Embrace mocks and lay layers

Mockist style embraces the usage of test doubles - in tests, every dependency of a class is replaced with mock. Because everything is mocked out - side effects aren’t a concern here. Therefore, this style focuses more on creating good abstractions which hide details of accessing database and are easy to understand to domain experts.

Such an approach results in pushing side effects deeper into lower levels of a stack - leading towards layered architecture where the lowest layer is responsible for the persistence of data or calling external APIs.

Focus on flow

Mocking all dependencies often means that focus shifts from asserting outcomes to expecting proper method invocations on mocks. Tests focus more on flow rather than outcomes - “make sure that this method is invoked at least X number of times with Y arguments”.

While this is a powerful mechanism, it comes with a cost - tests are coupled with implementation and can become fragile. Tests are prone to changes - even optimizations may affect how methods are invoked.

Debugability

Having great control over units’ dependencies means that it is easy to test many different cases. Tests can serve as a debugger. This is especially important when solving complicated bugs.

Additionally, the Mockist style makes it easy to collaborate. Units are greatly isolated from each other, therefore one unit failing won’t fail other units’ tests. Finding a root cause is trivial - only tests of a problematic unit will be failing.

Conclusion

The most important thing is to remember that there is always a trade-off - in this case, its refactorability vs debugability:

  • Classicist - when in need of a system that is easy to refactor and adapt to changing requirements.
  • Mockist - to be sure that a system works exactly as imagined and it’s easy to trace the flow of execution.
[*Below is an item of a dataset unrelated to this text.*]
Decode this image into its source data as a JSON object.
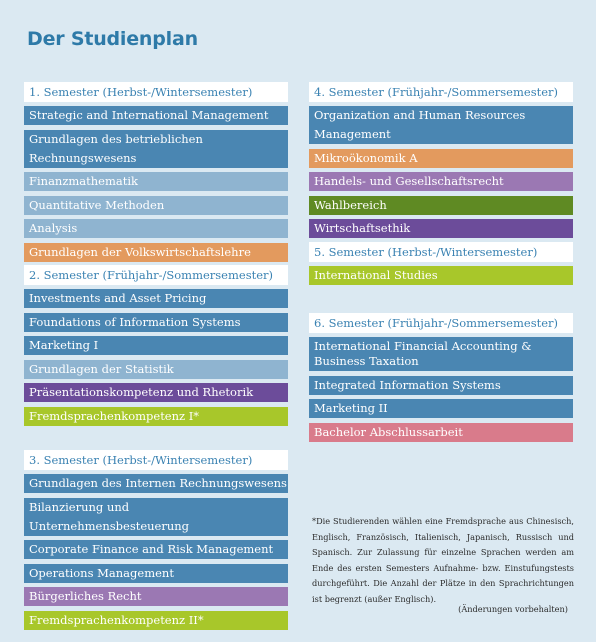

My choice in most cases is the Classicist style. When following it, the codebase often grows into neatly arranged (mostly pure) reusable modules where each of them is focused on proper behavior. On the other hand, the Mockist style often feeds my over-engineering habits.

But remember, there are no “one size fits” all solutions! Give them both a try, so when starting a new project, you can take an informed decision on which style to grow your codebase.